CIU, çevrimiçi davranışlarını kontrol edememe, azaltma veya durdurma konusundaki yetersizlik anlamına gelirken, EIU, bir bireyin çevrimiçi olarak aşırı miktarda zaman geçirdiğini veya hatta interneti kullanırken zamanını kaybettiğini hissetme derecesidir.

Çevrimiçi kullanımın kendi kendini kontrol edememesi, bazılarının depresyon, yalnızlık geliştirmesine ve yüz yüze temastan kaçınmasına neden olabilir.

Yeni çalışmada, Clemson Üniversitesi'nden Ph.D. Joseph Mazer ve Texas Christian University'den Andrew M. Ledbetter, Ph.D., bireylerin çevrimiçi olarak kendini ifşa etme eğilimi gibi belirli çevrimiçi iletişim tutumlarını araştırdılar. sosyal bağlantı ve çevrimiçi kaygı - onların kompülsif ve aşırı İnternet kullanımını ve dolayısıyla kötü refahı tahmin ediyordu.

Çalışma şurada bulunabilir: Southern Communication Journal.

Mazer ve Ledbetter, bir bireyin çevrimiçi kendini ifşa etme ve çevrimiçi sosyal bağlantı eğiliminin, onları İnternet'i daha zorlayıcı şekillerde kullanmaya yönlendirdiğini buldu.
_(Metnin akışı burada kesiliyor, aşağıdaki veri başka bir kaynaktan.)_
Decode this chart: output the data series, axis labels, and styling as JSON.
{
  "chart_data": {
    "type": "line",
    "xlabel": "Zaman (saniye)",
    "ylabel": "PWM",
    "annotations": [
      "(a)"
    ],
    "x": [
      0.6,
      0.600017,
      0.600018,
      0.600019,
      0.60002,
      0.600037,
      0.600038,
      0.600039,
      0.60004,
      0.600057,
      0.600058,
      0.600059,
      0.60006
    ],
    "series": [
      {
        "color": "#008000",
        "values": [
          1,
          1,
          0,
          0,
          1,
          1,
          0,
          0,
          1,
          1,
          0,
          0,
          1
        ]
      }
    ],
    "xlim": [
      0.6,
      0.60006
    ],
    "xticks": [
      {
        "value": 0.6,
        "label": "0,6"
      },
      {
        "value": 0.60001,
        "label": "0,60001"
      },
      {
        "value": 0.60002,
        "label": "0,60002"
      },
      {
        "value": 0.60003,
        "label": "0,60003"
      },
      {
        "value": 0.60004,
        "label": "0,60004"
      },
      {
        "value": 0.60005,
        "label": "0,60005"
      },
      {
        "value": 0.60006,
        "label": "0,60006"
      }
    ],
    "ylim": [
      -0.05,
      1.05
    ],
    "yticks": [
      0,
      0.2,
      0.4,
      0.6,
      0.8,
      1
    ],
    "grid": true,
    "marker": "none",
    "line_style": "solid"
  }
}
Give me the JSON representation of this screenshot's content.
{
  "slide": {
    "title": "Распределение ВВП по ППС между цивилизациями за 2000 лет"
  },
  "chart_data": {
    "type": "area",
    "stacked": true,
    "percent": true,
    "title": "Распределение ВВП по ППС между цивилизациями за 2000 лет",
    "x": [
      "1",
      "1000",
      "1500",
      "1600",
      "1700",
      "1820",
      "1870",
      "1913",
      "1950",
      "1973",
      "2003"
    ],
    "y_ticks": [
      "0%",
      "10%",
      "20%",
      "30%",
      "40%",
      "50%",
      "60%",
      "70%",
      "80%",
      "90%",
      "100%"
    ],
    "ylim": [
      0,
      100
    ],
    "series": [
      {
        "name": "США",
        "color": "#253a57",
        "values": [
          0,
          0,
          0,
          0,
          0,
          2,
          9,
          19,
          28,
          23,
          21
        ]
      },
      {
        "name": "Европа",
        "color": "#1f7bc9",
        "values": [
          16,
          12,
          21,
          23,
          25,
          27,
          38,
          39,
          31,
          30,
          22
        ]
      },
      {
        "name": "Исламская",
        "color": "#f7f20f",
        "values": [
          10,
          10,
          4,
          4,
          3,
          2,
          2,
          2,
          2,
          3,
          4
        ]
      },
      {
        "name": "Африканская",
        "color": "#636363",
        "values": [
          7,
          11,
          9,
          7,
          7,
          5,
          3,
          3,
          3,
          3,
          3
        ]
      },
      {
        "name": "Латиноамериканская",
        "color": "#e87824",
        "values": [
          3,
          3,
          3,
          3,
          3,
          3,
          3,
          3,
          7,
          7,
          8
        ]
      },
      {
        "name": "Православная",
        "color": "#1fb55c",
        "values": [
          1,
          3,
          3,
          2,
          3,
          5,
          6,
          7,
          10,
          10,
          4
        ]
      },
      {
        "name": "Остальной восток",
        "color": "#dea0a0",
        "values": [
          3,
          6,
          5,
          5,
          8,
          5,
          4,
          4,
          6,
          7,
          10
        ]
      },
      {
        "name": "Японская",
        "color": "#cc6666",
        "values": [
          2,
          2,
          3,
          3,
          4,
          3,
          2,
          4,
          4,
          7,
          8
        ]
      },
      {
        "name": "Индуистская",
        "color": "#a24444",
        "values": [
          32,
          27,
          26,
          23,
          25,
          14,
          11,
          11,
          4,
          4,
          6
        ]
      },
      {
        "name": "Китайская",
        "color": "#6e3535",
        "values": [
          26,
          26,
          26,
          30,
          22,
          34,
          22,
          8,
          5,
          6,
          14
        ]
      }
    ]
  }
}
Ayrıca, bir kişinin yüz yüze iletişim becerileri zayıfsa, bu kişi çevrimiçi iletişimin CIU'yu teşvik edebilecek sosyal özelliklerinden büyük olasılıkla daha fazla etkilenecektir.

Araştırmalar, sosyal açıdan endişeli bireylerin çevreyi daha az tehdit edici olarak algıladıkları için çevrimiçi iletişime geçtiklerini gösteriyor.

Bununla birlikte, Mazer ve Ledbetter’in çalışmasından elde edilen bulgular, bu iddiayla tamamen tutarlı değil çünkü zorunlu kullanıcıların çevrimiçi iletişim kurarken de endişe yaşadıklarını keşfettikleri için.

Bulgu, çevrimiçi iletişimi sosyal açıdan endişeli kişilerin iletişim kaygılarından kaçmak için güvenli bir etkinlik olarak çerçeveleyen geleneksel teoriyle çelişmektedir.

Bununla birlikte, sosyal açıdan endişeli bireyler İnternete çekildikleri ölçüde, kaygının, zorunlu olarak aşırı olmayan kullanımı zorunlu değil, kompulsif kullanımı teşvik ettiğini düşündürmektedir.

Öte yandan, aşırı kullanıcılar daha gerçekçi bir çevrimiçi iletişim algısına sahip gibi görünmektedir, ancak bazen yüz yüze etkileşimlerde sıklıkla bulunan sosyal ipuçlarının eksikliği nedeniyle iletişimsel etkililikte sınırlıdır.

Araştırmacılar, anksiyetenin İnternetin kompulsif kullanımını motive ettiğini, verimliliğin ise internetin aşırı kullanımını tetiklediğini belirterek bulguları özetliyorlar.

Mazer ve Ledbetter, EIU'nun değil CIU'nun bireylerin kötü refah sonuçları yaşamasına neden olduğunu buldu.

Araştırmacılar, sosyal bağlantıları sürdürmek için sosyal ağ sitelerinin kullanımının çevrimiçi iletişim sıklığını etkileyip etkilemeyeceğini veya bu sitelere aşırı katılımın zorlayıcı ve aşırı İnternet kullanımını nasıl teşvik edeceğini bilmiyorlar.